When we decided to start dating we went through all of our photos, and got rid of the ones with ex’s, and pooled the rest all together in a box…but apparently we didn’t throw out the negatives 🤣

So that was a new experience ~ I’ve never in my life seen Chris snogging someone else before 🫣🤣🤣

He was so cute to think of my feelings in that moment, he ripped them out of the machine and immediately cut them up, he needn’t have. I am fully aware that we both had prior engagements (literally).

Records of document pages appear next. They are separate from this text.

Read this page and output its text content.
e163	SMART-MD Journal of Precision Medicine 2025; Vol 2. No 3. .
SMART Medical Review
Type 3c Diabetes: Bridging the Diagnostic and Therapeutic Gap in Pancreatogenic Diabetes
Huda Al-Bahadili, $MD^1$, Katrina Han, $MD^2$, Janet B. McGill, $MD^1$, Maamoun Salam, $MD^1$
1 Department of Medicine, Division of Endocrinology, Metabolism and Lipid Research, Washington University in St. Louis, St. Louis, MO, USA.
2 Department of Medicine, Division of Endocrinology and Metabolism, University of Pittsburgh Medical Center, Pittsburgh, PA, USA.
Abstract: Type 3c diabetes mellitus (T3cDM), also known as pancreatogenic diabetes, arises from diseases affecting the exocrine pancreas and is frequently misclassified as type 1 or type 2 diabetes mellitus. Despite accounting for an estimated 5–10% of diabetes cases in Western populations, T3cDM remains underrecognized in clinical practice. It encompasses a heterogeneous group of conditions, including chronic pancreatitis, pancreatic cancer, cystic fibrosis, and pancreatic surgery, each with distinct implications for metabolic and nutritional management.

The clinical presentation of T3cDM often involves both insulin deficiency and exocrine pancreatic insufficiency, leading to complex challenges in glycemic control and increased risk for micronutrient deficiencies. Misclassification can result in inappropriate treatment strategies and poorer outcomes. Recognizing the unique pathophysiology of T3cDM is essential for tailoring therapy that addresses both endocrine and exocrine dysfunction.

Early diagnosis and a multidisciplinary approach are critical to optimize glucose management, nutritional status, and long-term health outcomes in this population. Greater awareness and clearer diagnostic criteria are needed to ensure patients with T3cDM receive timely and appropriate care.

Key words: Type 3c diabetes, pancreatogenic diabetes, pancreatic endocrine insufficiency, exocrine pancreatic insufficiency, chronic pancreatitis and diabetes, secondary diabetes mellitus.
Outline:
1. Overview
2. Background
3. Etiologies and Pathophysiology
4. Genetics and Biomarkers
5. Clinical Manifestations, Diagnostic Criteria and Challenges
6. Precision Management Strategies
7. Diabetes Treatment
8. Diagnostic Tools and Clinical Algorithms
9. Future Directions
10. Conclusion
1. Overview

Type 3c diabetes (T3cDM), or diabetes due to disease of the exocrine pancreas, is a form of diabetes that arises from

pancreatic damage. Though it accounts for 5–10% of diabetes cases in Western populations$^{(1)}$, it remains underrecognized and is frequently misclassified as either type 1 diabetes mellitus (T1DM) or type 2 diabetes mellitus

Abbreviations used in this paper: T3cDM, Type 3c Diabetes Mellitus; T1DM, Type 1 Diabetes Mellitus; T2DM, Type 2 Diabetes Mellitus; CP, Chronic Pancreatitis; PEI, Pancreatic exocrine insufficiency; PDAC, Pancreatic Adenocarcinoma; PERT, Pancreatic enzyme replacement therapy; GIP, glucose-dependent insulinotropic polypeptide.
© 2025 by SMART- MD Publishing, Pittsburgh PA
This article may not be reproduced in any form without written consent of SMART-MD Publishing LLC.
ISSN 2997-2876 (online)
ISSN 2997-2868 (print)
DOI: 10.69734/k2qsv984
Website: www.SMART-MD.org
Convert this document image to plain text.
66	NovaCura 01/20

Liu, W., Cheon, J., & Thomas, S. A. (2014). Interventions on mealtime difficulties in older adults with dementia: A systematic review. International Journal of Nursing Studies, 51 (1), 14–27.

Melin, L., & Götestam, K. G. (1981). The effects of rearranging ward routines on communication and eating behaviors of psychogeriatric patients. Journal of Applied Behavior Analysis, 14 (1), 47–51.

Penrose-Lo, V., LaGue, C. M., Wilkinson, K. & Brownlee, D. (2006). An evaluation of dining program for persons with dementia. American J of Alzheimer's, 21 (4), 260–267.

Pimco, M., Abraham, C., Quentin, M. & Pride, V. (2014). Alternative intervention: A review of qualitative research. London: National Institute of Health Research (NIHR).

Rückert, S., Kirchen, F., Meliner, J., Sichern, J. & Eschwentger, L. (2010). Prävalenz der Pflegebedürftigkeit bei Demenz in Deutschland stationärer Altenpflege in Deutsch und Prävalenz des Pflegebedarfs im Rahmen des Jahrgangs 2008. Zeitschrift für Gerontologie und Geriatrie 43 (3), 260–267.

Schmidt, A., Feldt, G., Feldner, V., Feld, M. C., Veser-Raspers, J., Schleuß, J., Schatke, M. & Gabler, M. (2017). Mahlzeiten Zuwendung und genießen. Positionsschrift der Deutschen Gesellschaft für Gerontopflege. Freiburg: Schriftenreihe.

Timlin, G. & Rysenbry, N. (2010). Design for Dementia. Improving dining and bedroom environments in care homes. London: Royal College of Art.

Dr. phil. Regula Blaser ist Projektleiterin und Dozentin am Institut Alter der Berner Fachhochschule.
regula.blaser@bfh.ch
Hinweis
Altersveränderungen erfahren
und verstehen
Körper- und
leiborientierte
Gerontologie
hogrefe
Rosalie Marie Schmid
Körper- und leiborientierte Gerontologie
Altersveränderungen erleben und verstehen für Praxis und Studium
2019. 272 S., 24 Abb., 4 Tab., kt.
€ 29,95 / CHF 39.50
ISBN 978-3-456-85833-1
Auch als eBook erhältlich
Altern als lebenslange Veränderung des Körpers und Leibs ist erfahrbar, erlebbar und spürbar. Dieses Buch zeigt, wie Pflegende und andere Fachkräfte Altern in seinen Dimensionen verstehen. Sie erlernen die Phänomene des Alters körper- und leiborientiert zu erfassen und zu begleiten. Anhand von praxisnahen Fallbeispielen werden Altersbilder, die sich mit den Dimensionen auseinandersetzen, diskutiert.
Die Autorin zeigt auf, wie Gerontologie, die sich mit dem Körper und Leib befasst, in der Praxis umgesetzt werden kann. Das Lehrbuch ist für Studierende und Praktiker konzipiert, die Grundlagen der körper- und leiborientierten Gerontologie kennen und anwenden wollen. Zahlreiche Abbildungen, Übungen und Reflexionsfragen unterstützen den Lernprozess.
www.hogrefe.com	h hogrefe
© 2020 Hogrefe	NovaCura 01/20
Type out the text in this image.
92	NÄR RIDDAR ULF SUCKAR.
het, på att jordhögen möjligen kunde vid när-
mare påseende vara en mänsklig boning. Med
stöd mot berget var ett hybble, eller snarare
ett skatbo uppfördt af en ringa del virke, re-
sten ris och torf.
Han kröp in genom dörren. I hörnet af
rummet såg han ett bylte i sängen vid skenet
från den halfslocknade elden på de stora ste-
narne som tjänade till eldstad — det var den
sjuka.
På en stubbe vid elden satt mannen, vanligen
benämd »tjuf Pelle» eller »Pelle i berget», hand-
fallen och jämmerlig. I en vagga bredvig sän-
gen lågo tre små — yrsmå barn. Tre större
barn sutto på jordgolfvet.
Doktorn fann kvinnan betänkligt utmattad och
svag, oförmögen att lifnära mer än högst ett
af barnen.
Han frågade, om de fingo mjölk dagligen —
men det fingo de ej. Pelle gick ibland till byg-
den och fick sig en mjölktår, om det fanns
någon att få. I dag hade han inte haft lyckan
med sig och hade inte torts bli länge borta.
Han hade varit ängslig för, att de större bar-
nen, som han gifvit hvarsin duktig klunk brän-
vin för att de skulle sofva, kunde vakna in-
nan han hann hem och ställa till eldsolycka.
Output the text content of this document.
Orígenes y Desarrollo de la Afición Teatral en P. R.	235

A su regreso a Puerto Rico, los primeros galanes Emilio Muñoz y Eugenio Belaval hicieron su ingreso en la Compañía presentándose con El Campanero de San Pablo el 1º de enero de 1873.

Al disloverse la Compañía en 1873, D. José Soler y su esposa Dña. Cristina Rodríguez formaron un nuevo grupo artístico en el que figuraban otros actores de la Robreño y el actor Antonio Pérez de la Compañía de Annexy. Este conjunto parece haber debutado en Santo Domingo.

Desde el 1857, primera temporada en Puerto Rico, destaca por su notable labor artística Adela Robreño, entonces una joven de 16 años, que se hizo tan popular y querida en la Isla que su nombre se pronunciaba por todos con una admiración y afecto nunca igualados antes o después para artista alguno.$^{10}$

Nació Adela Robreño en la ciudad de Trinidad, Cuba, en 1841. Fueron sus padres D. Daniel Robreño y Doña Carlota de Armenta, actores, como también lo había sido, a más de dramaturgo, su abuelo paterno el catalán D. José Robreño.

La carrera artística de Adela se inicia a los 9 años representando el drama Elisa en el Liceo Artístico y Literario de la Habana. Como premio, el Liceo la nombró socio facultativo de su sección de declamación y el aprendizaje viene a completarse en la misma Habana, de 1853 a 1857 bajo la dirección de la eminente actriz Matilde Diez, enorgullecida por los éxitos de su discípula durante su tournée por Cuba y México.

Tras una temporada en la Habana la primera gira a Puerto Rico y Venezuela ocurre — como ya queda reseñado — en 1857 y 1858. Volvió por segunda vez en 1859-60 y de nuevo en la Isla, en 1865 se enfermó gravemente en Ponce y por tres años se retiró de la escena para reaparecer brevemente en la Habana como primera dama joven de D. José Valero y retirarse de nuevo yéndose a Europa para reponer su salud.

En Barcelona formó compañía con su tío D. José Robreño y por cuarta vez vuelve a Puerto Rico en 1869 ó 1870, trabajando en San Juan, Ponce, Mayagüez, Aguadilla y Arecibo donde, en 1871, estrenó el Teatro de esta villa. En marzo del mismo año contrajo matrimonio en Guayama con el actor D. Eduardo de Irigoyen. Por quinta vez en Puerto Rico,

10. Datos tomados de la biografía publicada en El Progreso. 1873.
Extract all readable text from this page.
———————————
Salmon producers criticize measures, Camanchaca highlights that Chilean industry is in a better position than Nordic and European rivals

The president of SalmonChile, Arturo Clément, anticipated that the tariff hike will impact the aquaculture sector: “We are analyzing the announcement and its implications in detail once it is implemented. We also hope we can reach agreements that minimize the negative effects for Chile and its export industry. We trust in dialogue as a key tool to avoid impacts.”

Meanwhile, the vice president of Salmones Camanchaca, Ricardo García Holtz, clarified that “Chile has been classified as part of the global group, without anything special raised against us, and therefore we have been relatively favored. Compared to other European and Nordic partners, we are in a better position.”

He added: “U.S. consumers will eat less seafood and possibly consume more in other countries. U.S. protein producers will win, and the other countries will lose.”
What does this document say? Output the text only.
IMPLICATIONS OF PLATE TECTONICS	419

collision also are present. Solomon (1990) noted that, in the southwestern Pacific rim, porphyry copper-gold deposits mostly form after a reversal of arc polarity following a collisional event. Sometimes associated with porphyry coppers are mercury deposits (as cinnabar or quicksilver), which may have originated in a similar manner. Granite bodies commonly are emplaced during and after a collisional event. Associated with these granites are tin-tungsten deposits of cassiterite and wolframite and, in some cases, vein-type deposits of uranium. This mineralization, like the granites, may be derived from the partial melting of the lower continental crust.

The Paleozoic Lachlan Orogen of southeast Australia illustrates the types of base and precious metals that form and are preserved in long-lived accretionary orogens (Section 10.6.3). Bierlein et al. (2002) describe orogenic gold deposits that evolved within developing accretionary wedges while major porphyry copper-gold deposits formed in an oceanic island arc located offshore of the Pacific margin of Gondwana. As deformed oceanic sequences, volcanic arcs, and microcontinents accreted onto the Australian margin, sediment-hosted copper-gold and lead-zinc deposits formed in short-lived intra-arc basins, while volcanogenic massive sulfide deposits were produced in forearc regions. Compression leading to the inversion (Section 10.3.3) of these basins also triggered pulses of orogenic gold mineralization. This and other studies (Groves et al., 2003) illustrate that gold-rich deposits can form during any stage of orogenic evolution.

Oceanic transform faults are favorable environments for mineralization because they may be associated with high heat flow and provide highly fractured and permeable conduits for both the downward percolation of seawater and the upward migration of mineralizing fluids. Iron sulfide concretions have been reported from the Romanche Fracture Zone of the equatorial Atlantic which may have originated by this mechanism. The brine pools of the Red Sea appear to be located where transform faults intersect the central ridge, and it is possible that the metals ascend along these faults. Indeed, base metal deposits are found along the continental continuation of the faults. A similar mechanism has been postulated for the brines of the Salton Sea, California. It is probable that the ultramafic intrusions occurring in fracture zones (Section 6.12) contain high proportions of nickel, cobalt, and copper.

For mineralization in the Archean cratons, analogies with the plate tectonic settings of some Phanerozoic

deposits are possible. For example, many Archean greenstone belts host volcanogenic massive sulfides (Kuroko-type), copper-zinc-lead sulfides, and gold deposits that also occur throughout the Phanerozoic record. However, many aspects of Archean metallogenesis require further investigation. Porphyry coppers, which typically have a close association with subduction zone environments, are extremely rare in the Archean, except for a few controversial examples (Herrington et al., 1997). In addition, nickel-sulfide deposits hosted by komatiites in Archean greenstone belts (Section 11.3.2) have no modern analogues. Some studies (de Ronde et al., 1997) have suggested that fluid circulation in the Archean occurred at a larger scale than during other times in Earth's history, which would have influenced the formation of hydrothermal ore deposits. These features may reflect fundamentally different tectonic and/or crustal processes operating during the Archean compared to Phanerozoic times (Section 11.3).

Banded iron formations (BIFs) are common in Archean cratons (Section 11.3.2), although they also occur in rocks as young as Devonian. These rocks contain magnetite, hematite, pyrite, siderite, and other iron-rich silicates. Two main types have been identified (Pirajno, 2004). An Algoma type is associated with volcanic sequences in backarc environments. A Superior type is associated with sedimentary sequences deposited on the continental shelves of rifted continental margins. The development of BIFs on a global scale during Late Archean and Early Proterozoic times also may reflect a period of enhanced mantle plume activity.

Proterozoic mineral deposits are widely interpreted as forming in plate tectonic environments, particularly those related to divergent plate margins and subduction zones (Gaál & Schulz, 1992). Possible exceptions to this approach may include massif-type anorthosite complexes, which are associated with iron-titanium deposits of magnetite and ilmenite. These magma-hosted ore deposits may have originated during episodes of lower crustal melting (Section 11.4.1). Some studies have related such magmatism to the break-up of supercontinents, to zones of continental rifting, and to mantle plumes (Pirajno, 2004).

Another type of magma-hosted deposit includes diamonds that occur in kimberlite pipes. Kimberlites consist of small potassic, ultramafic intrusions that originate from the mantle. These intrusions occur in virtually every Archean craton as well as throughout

But then it dawned on me today, maybe his panic wasn’t based on wanting to protect my feelings from being hurt, maybe he clocked the fact that they had an actual engagement party…and we didn’t! 🫣🤩🥰🤣 💍

He probably panicked that I’d be demanding a belated engagement party now…which funnily enough isn’t such a crazy idea, because a, I’m owed one, and b, I have the most beautiful lehenga upstairs in my dressing room that is desperately waiting to fulfil its destiny. 🤣

There are some absolutely fabulous photos on those old negatives 🎞️ so many amazing memories.

We’re so lucky to have had such an incredible ride. I still think it’s odd that he chose me and loves me. He’s the most incredible human on the planet, and he thought it would be a great idea to spend his eternity with me. 🥰

We had such a wonderful evening looking through all the pictures.

I couldn’t remember how long we’ve been visiting the Nayling Road Christmas lights, but it’s definitely a few decades now as we have a photo that was taken back in Christmas 1999.

This album made me so emotional.

It was such a thoughtful thing for him to do, so I think he can be forgiven for kissing his at the time fiancee…many years before I even knew he existed. 🤩🤣🤣🤣🤣

The Pre marriage and pre baby years ⬆️

The Post marriage and post babies years ⬇️

(But interestingly all showing signs of bowel issue years before they fully came to light. I remember when I had bouts of trouble, and a lot of these photos brought back the memories).

Most of these years were spent symptomatic of cancer. I was taking fybogel and pile cream like it was going out of fashion, and having absolutely no clue what was lurking beneath.

So yes! I’m far happier now, and so grateful for every second extra I get 🙏🏼

If I could turn back time, I probably wouldn’t, I am who I am because of everything we’ve been through. I am incredibly blessed 🥰

(That said, I would’ve preferred to have much less cancer, because we’ve had way too much of that bullshit).

Thank you for stopping by and reading my words of the week.